Por Miguel Angel Cristiani G.
Cada año que cumple nos recuerda, con una terquedad casi pedagógica, la deuda que este país arrastra con quienes han hecho del arte una misión social y no un adorno protocolario.
A sus 96 años, Yaco no necesita homenajes para justificar una vida dedicada al teatro. Quienes los necesitan —y con urgencia— son las instituciones que, pudiendo reconocerlo, han preferido mirar para otro lado: la Universidad Veracruzana, la Secretaría de Educación y la Secretaría de Cultura. Tres entidades que, paradójicamente, presumen programas de educación integral mientras ignoran a uno de los hombres que la practicó en su forma más pura: el teatro como herramienta de formación humana.
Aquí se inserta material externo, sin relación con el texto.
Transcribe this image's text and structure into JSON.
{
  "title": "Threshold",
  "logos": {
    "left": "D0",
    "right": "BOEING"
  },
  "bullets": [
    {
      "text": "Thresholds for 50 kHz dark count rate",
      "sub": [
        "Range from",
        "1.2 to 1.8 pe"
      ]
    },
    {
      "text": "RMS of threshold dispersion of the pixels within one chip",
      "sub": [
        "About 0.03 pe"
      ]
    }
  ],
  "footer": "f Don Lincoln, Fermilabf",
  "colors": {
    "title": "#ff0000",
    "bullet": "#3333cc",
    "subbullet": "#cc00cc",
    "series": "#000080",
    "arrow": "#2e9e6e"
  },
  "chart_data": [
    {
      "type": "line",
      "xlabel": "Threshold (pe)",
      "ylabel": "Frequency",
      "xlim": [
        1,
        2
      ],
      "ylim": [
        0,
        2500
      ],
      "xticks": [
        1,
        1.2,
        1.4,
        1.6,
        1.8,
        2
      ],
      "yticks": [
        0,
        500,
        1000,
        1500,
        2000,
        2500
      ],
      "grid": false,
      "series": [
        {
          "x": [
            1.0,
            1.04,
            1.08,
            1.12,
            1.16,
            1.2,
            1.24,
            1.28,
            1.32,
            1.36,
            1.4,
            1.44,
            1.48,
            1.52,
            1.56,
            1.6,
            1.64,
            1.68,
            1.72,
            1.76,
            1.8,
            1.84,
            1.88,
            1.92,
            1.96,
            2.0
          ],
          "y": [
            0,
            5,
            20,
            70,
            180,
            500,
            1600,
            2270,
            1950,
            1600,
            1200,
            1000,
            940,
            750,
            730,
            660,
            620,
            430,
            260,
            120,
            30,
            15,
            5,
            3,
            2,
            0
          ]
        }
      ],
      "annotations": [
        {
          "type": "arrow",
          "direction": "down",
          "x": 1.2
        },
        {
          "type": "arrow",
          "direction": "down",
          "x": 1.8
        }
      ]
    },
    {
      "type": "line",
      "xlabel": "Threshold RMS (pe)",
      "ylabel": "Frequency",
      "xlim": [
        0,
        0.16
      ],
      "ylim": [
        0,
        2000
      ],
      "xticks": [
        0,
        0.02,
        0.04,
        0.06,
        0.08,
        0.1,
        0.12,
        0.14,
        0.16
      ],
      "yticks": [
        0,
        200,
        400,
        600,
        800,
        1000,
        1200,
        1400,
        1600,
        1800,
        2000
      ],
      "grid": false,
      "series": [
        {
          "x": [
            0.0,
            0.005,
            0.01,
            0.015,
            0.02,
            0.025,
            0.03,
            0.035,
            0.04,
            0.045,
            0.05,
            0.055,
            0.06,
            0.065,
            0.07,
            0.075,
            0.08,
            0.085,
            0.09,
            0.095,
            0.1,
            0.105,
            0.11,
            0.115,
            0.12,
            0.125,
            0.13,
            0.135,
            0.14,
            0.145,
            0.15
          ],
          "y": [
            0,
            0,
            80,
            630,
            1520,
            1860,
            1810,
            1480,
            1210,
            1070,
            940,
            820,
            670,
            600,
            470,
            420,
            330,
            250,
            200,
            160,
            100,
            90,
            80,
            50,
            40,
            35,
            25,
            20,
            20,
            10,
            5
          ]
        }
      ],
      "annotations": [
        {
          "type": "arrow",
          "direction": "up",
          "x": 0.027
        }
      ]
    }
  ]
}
Porque si hablamos de educación completa, no basta con aulas, planes de estudio y discursos huecos. La cultura, esa que suele ser lo primero que recortan y lo último que entienden, es el nervio vivo de cualquier proyecto educativo serio. Y el teatro —ese espejo incómodo, esa plaza pública simbólica— es quizá la más exigente de sus expresiones. El teatro enseña lo que ninguna pedagogía burocrática logra: sensibilidad, pensamiento crítico, empatía. Yaco eso lo sabía, pero además lo vivía.
¿Y por qué hablar de él hoy? Porque su biografía es un recordatorio de cómo se construye un país desde abajo, sin reflectores. Yaco recorrió 14 mil kilómetros llevando arte a lugares que no figuran en los mapas culturales.
Fue discípulo de Marcel Marceau, cofundador del mítico Teatro Fray Mocho, y alma de Once al Sur, aquella compañía que mezcló pantomima, palabra y pasión para poner al teatro argentino en la órbita internacional.
Pero su verdadero legado no está en los premios ni en los teatros llenos. Su legado está en su convicción: “El teatro no se hace, se vive”. Yaco vivió el suyo montando el Popol Vuh con comunidades cachiqueles en Guatemala; dirigiendo Fuenteovejuna con 80 actores; formando generaciones enteras en México y Centroamérica; y trabajando con UNICEF y la UNESCO para demostrar que el arte es un derecho humano, no un lujo.
Lo que Yaco sembró no se compra ni se simula. Su trabajo es un acto de resistencia cultural en un país donde la cultura suele ser tratada como trámite. Su vida es una lección para instituciones que han olvidado que reconocer a sus maestros no es cortesía, sino obligación moral.
Hoy, más que un homenaje, lo que corresponde es una rectificación: asumir que Veracruz y México tienen una deuda con uno de los pedagogos teatrales más importantes que han pisado estas tierras. Y entender, de una vez por todas, que el arte es memoria, diálogo y destino.
Porque si algo nos enseñó Yaco Guigui es que el verdadero teatro —el que sacude el alma— no es espectáculo: es ciudadanía.